Entre 1995 et 2000, l’Inra Bordeaux-Aquitaine a piloté les travaux aboutissant au premier séquençage complet d’une bactérie phytopathogène : Xylella fastidiosa. Aujourd’hui, alors que la bactérie vient de faire son apparition en France, le séquençage de Xylella fastidiosa se révèle d’une grande utilité.
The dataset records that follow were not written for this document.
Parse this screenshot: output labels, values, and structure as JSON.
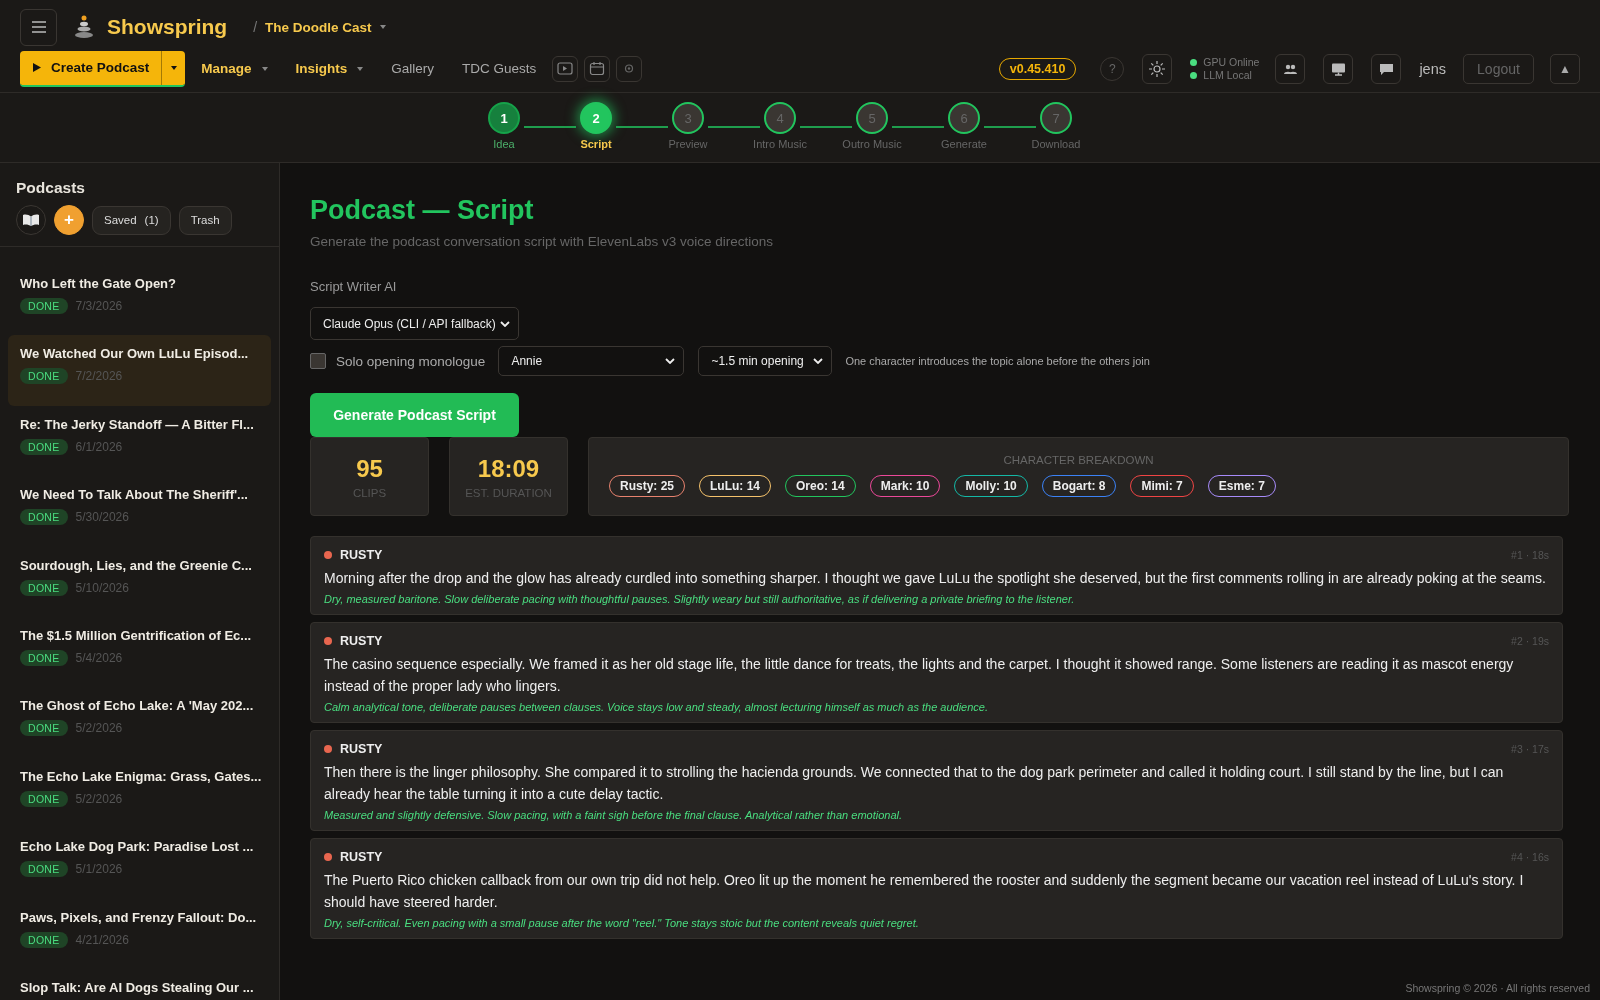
{
  "header": {
    "brand": "Showspring",
    "separator": "/",
    "workspace": "The Doodle Cast",
    "create_button": "Create Podcast",
    "nav": [
      {
        "label": "Manage",
        "kind": "menu"
      },
      {
        "label": "Insights",
        "kind": "menu"
      },
      {
        "label": "Gallery",
        "kind": "link"
      },
      {
        "label": "TDC Guests",
        "kind": "link"
      }
    ],
    "version": "v0.45.410",
    "help": "?",
    "status": [
      {
        "label": "GPU Online",
        "color": "#4ade80"
      },
      {
        "label": "LLM Local",
        "color": "#4ade80"
      }
    ],
    "user": "jens",
    "logout": "Logout",
    "collapse": "▲"
  },
  "steps": [
    {
      "number": "1",
      "label": "Idea",
      "done": true,
      "selected": false
    },
    {
      "number": "2",
      "label": "Script",
      "done": false,
      "selected": true
    },
    {
      "number": "3",
      "label": "Preview",
      "done": false,
      "selected": false
    },
    {
      "number": "4",
      "label": "Intro Music",
      "done": false,
      "selected": false
    },
    {
      "number": "5",
      "label": "Outro Music",
      "done": false,
      "selected": false
    },
    {
      "number": "6",
      "label": "Generate",
      "done": false,
      "selected": false
    },
    {
      "number": "7",
      "label": "Download",
      "done": false,
      "selected": false
    }
  ],
  "sidebar": {
    "title": "Podcasts",
    "add": "+",
    "saved": "Saved",
    "saved_count": "(1)",
    "trash": "Trash",
    "items": [
      {
        "title": "Who Left the Gate Open?",
        "status": "DONE",
        "date": "7/3/2026",
        "selected": false
      },
      {
        "title": "We Watched Our Own LuLu Episod...",
        "status": "DONE",
        "date": "7/2/2026",
        "selected": true
      },
      {
        "title": "Re: The Jerky Standoff — A Bitter Fl...",
        "status": "DONE",
        "date": "6/1/2026",
        "selected": false
      },
      {
        "title": "We Need To Talk About The Sheriff'...",
        "status": "DONE",
        "date": "5/30/2026",
        "selected": false
      },
      {
        "title": "Sourdough, Lies, and the Greenie C...",
        "status": "DONE",
        "date": "5/10/2026",
        "selected": false
      },
      {
        "title": "The $1.5 Million Gentrification of Ec...",
        "status": "DONE",
        "date": "5/4/2026",
        "selected": false
      },
      {
        "title": "The Ghost of Echo Lake: A 'May 202...",
        "status": "DONE",
        "date": "5/2/2026",
        "selected": false
      },
      {
        "title": "The Echo Lake Enigma: Grass, Gates...",
        "status": "DONE",
        "date": "5/2/2026",
        "selected": false
      },
      {
        "title": "Echo Lake Dog Park: Paradise Lost ...",
        "status": "DONE",
        "date": "5/1/2026",
        "selected": false
      },
      {
        "title": "Paws, Pixels, and Frenzy Fallout: Do...",
        "status": "DONE",
        "date": "4/21/2026",
        "selected": false
      },
      {
        "title": "Slop Talk: Are AI Dogs Stealing Our ...",
        "selected": false
      }
    ]
  },
  "main": {
    "title": "Podcast — Script",
    "subtitle": "Generate the podcast conversation script with ElevenLabs v3 voice directions",
    "writer_label": "Script Writer AI",
    "writer_value": "Claude Opus (CLI / API fallback)",
    "solo": {
      "label": "Solo opening monologue",
      "checked": false,
      "character": "Annie",
      "length": "~1.5 min opening",
      "hint": "One character introduces the topic alone before the others join"
    },
    "generate_button": "Generate Podcast Script",
    "stats": [
      {
        "value": "95",
        "label": "CLIPS"
      },
      {
        "value": "18:09",
        "label": "EST. DURATION"
      }
    ],
    "breakdown_title": "CHARACTER BREAKDOWN",
    "characters": [
      {
        "label": "Rusty: 25",
        "color": "#e8826e"
      },
      {
        "label": "LuLu: 14",
        "color": "#f5c26b"
      },
      {
        "label": "Oreo: 14",
        "color": "#22c55e"
      },
      {
        "label": "Mark: 10",
        "color": "#ec4899"
      },
      {
        "label": "Molly: 10",
        "color": "#14b8a6"
      },
      {
        "label": "Bogart: 8",
        "color": "#3b82f6"
      },
      {
        "label": "Mimi: 7",
        "color": "#ef4444"
      },
      {
        "label": "Esme: 7",
        "color": "#a78bfa"
      }
    ],
    "segments": [
      {
        "speaker": "RUSTY",
        "color": "#e8664f",
        "meta": "#1 · 18s",
        "text": "Morning after the drop and the glow has already curdled into something sharper. I thought we gave LuLu the spotlight she deserved, but the first comments rolling in are already poking at the seams.",
        "direction": "Dry, measured baritone. Slow deliberate pacing with thoughtful pauses. Slightly weary but still authoritative, as if delivering a private briefing to the listener."
      },
      {
        "speaker": "RUSTY",
        "color": "#e8664f",
        "meta": "#2 · 19s",
        "text": "The casino sequence especially. We framed it as her old stage life, the little dance for treats, the lights and the carpet. I thought it showed range. Some listeners are reading it as mascot energy instead of the proper lady who lingers.",
        "direction": "Calm analytical tone, deliberate pauses between clauses. Voice stays low and steady, almost lecturing himself as much as the audience."
      },
      {
        "speaker": "RUSTY",
        "color": "#e8664f",
        "meta": "#3 · 17s",
        "text": "Then there is the linger philosophy. She compared it to strolling the hacienda grounds. We connected that to the dog park perimeter and called it holding court. I still stand by the line, but I can already hear the table turning it into a cute delay tactic.",
        "direction": "Measured and slightly defensive. Slow pacing, with a faint sigh before the final clause. Analytical rather than emotional."
      },
      {
        "speaker": "RUSTY",
        "color": "#e8664f",
        "meta": "#4 · 16s",
        "text": "The Puerto Rico chicken callback from our own trip did not help. Oreo lit up the moment he remembered the rooster and suddenly the segment became our vacation reel instead of LuLu's story. I should have steered harder.",
        "direction": "Dry, self-critical. Even pacing with a small pause after the word \"reel.\" Tone stays stoic but the content reveals quiet regret."
      }
    ]
  },
  "footer": "Showspring © 2026 · All rights reserved"
}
Grâce aux informations qu’il fournit, les chercheurs peuvent retracer l’expansion de celle que l’on surnomme « la peste verte ».
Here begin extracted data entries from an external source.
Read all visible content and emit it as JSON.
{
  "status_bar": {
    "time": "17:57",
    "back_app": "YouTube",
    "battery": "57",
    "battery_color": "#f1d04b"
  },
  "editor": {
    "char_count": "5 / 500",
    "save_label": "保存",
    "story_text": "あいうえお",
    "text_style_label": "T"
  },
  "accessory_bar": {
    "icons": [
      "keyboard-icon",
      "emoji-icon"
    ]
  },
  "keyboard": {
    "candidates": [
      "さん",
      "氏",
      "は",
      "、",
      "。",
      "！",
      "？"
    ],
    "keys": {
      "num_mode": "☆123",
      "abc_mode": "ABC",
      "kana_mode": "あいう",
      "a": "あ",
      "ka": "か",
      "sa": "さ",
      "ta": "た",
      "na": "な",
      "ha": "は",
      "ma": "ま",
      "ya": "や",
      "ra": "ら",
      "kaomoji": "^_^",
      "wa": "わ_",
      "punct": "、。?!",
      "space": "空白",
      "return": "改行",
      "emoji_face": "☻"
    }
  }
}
1995-2000 / Le séquençage du génome de Xylella fastidiosa pour lutter contre la peste verte. © Inra, Alain Girard
Mis à jour le 20/07/2016
Publié le 15/08/2016

Entre 1995 et 2000, un consortium de laboratoires français, brésiliens et allemands, piloté et coordonné par l’Inra Bordeaux Aquitaine, a mené des travaux permettant d’aboutir au premier séquençage complet d’une bactérie phytopathogène : Xylella fastidiosa. Aujourd’hui, la bactérie a fait son apparition sur des territoires auxquels elle n’était pas accoutumée, et cela inquiète. Les marqueurs génétiques, fournis par le séquençage du génome de Xylella fastidiosa publié en 2000 dans Nature, permettent de retracer l’évolution des épidémies. Un outil non négligeable lorsque l’on sait que la réputation de cette bactérie lui a valu le surnom de « peste verte ».

Xylella fastidiosa est une bactérie phytopathogène qui agit directement sur les vaisseaux responsables de la circulation de la sève. En les obstruant, la bactérie prive la plante de ses éléments nutritifs. En quelques mois, la plante infectée présente les premiers symptômes de flétrissement. Il existe plusieurs plantes (ou hôte) susceptibles d’être infectées, de la même manière qu’il existe plusieurs sous-espèces de Xylella fastidiosa. Les six sous-espèces connues de la bactérie (Fastidiosa, Sandyi, Tashke, Morus, Pauca et Multiplex) possèdent chacune un éventail d’hôtes qui leur est propre. Par exemple, au Brésil, Xylella fastidiosa pauca est responsable d’une maladie bactérienne nommée chlorose panachée des agrumes, tandis qu’aux États-Unis c’est la sous-espèce fastidiosa qui est à l’origine de la maladie de Pierce chez certains plants de vigne.

En Europe, la bactérie est apparue pour la première fois en 2013 au sud de l’Italie. Xylella fastidiosa a engendré la destruction de 60 000 hectares de paysages en s’attaquant notamment aux oliviers. La bactérie est également apparue en Corse en 2015 où elle a été observée sur des arbustes d’ornement. Chose étonnante, les bactéries en Italie et en Corse ne sont pas de la même sous-espèce. En Italie, les oliviers sont attaqués par la sous-espèce pauca, alors qu’en Corse, les polygalas à feuille de myrtes sont infectés par la sous-espèce multiplex. Xylella fastidiosa s’est donc introduite en Europe à deux reprises, par le biais d’émergences indépendantes.

La lutte contre cette bactérie repose sur des enjeux économiques importants. Xylella fastidiosa a déjà causé 53 millions de pertes pour l’agriculture italienne et des soupçons quant à la présence de la bactérie dans les Alpes-Maritimes ont été confirmés. Que ce soit par l’intermédiaire d’insectes porteurs de la bactérie ou du commerce de porteurs sains (plantes infectées, mais ne présentant aucun symptôme), Xylella fastidiosa traverse aisément les frontières et cette globetrotteuse ne semble pas décidée à arrêter son road-trip.